Socrates, Abraham e Albert si fermano sulla soglia, la faccia incredula al tono di casta-ruth.

«Non abbiamo voglia di rimanere qui a vederle riordinare», si scrolla nelle spalle Socrates.

«Perché, è un problema?», chiede Albert con il faccione tondo arrossato per il caldo e una scia di marmellata che gli cola fin sul mento.

«No, certo che no.» La faccia di casta-ruth è rossa come quella di Albert. Si inchina scusandosi. Noi eva ci diamo da fare ai lavandini, tutte prese a lavare goffamente le ciotole facendo finta di non accorgerci di niente. Sappiamo che se capisce che abbiamo notato la sua umiliazione, non ce la perdonerà mai.

«Lo immaginavo.» La voce di Albert è sprezzante. «Ci vediamo quando avete finito.» Agita una mano nella disordinata aula Cose di Casa ed esce, seguito dagli altri Eredi che sgraffignano dei cupcake da portare via.

«Volete sbrigarvi?», sbotta casta-ruth dopo che se ne sono andati. «Perché dovete essere tutte così incapaci?» Prende un cucchiaio di legno dalla postazione di miranda e lo esamina prima di sbatterlo giù con uno schiocco secco. miranda sobbalza portandosi la mano al petto: sulle nocche ha un segno triangolare.
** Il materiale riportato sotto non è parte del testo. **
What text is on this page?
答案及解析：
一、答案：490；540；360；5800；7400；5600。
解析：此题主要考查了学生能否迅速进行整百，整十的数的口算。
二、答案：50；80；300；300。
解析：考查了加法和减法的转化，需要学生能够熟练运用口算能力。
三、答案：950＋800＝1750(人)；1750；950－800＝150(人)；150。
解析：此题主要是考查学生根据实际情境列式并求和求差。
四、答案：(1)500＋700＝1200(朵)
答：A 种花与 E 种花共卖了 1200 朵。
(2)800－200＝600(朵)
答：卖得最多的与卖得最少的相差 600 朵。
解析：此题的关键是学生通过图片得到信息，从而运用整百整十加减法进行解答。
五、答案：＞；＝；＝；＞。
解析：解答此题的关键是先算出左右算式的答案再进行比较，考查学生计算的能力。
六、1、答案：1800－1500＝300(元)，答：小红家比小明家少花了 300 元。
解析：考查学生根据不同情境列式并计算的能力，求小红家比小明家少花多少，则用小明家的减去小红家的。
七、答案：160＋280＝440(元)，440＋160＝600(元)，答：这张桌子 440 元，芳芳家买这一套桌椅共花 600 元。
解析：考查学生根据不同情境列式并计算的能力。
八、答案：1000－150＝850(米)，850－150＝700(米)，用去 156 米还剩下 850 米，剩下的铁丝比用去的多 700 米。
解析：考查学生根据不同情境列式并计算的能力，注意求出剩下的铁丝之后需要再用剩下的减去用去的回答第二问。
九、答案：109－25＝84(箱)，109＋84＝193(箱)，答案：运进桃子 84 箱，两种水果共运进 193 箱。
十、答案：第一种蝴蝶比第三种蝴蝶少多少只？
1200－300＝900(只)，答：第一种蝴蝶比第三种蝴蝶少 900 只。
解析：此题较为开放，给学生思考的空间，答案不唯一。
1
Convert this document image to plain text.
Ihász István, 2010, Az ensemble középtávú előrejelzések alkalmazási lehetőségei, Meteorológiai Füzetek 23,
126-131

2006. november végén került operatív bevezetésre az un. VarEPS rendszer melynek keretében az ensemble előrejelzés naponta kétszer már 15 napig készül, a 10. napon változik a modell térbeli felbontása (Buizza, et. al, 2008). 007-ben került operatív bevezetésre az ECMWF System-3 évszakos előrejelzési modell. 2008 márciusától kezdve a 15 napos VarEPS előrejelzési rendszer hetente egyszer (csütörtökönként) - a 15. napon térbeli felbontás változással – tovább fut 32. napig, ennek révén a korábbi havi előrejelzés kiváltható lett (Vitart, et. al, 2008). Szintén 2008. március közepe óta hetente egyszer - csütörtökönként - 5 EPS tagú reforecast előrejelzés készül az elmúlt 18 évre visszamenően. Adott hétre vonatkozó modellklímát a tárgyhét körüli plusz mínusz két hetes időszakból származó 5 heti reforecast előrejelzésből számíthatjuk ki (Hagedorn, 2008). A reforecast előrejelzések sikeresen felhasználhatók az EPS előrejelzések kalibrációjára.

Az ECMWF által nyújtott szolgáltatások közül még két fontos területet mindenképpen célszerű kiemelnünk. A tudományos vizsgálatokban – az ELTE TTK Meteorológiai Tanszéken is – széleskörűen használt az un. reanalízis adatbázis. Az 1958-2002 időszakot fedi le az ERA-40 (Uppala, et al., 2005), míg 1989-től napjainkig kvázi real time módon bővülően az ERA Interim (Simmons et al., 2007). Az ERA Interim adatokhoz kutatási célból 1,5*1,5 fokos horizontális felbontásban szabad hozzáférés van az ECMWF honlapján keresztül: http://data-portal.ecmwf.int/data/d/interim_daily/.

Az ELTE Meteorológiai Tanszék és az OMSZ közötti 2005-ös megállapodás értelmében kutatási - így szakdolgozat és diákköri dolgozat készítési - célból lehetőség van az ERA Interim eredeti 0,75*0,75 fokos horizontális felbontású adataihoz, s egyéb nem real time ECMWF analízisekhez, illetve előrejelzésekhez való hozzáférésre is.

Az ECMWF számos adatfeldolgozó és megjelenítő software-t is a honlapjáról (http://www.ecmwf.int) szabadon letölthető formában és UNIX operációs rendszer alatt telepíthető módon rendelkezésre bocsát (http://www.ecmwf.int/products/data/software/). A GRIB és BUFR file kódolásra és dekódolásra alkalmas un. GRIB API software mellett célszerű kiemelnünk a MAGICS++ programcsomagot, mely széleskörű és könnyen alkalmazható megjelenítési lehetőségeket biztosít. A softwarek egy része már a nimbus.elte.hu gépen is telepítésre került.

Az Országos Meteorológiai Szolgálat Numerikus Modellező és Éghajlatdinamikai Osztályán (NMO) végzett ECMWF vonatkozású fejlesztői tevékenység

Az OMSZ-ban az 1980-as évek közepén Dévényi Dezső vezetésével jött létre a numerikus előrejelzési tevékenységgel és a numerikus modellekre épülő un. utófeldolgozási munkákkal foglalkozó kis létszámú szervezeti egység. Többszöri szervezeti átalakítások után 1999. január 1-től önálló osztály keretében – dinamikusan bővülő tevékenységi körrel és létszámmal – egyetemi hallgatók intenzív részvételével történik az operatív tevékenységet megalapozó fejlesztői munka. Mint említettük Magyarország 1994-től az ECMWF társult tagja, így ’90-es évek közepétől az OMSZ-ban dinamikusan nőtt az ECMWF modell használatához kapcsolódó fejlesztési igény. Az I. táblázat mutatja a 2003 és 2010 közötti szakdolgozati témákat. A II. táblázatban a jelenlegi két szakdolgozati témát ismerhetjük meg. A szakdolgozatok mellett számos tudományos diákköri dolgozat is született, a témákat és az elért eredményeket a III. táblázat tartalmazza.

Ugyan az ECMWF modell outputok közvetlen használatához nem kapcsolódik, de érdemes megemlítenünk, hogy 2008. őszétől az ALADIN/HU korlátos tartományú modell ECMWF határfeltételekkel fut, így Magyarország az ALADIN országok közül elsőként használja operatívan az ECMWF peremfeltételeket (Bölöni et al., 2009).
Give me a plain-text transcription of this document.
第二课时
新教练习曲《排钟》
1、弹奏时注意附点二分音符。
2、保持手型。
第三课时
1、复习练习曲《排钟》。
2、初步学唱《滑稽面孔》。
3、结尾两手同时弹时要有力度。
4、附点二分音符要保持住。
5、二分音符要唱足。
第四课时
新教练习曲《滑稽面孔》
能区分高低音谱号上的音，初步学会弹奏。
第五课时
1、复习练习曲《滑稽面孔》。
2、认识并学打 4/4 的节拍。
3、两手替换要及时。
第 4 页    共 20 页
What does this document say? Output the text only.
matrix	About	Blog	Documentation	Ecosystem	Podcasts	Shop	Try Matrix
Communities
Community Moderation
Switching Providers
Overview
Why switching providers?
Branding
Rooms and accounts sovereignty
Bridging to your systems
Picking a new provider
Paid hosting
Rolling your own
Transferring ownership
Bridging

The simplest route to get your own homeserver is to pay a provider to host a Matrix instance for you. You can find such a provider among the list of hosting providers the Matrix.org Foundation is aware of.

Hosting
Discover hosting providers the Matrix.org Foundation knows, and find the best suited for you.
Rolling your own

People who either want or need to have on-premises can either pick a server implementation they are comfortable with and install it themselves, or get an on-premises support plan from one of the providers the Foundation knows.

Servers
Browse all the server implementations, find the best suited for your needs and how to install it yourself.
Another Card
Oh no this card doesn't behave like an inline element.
«È stato un incidente.» Il sorriso della casta è ferale. «In futuro sta’ più attenta.»

Guardo le finestre sbarrate sopra il mio lavandino rimpiangendo di non potermi rendere invisibile in modo da non provocare un altro “incidente”.

«Lava di nuovo quel cucchiaio. Non capisco come non possiate essere in grado di svolgere un compito così semplice», dice ignorando il fatto che non abbiamo mai lavato i piatti a mano prima d’ora. Dopo i pasti ci limitiamo a buttare le stoviglie sporche nella spazzatura, e quelli nuovi appaiono come per magia nei distributori per il pasto successivo.

Ricordo che una volta – avremo avuto sette anni – isabel, con una smorfia davanti al suo popollo, mi aveva chiesto: «Ma come credi che funzioni tutto quanto?». Lei è sempre stata più curiosa di me, faceva alle caste le domande più coraggiose sull’aspetto dell’Euro-Zona Principale o su qualche indizio su quando gli Eredi, i nostri futuri mariti, sarebbero arrivati per Interagire con noi. E non finiva mai nei guai; la bocca incurvata in un sorriso solare, irradiava talmente tanta gioia che si avvertiva il calore alla sua sola presenza. Le caste la prendevano in giro, le dicevano di non riempire quella bella testolina di pensieri. Lo avrebbe scoperto a suo tempo.

«Come funziona che cosa?», le avevo risposto cercando di trattenermi dal correre al buffet Ciccia per prendermi una fetta di torta.

«Per esempio, guarda un po’ qui», mi aveva detto con pazienza indicando il suo piatto.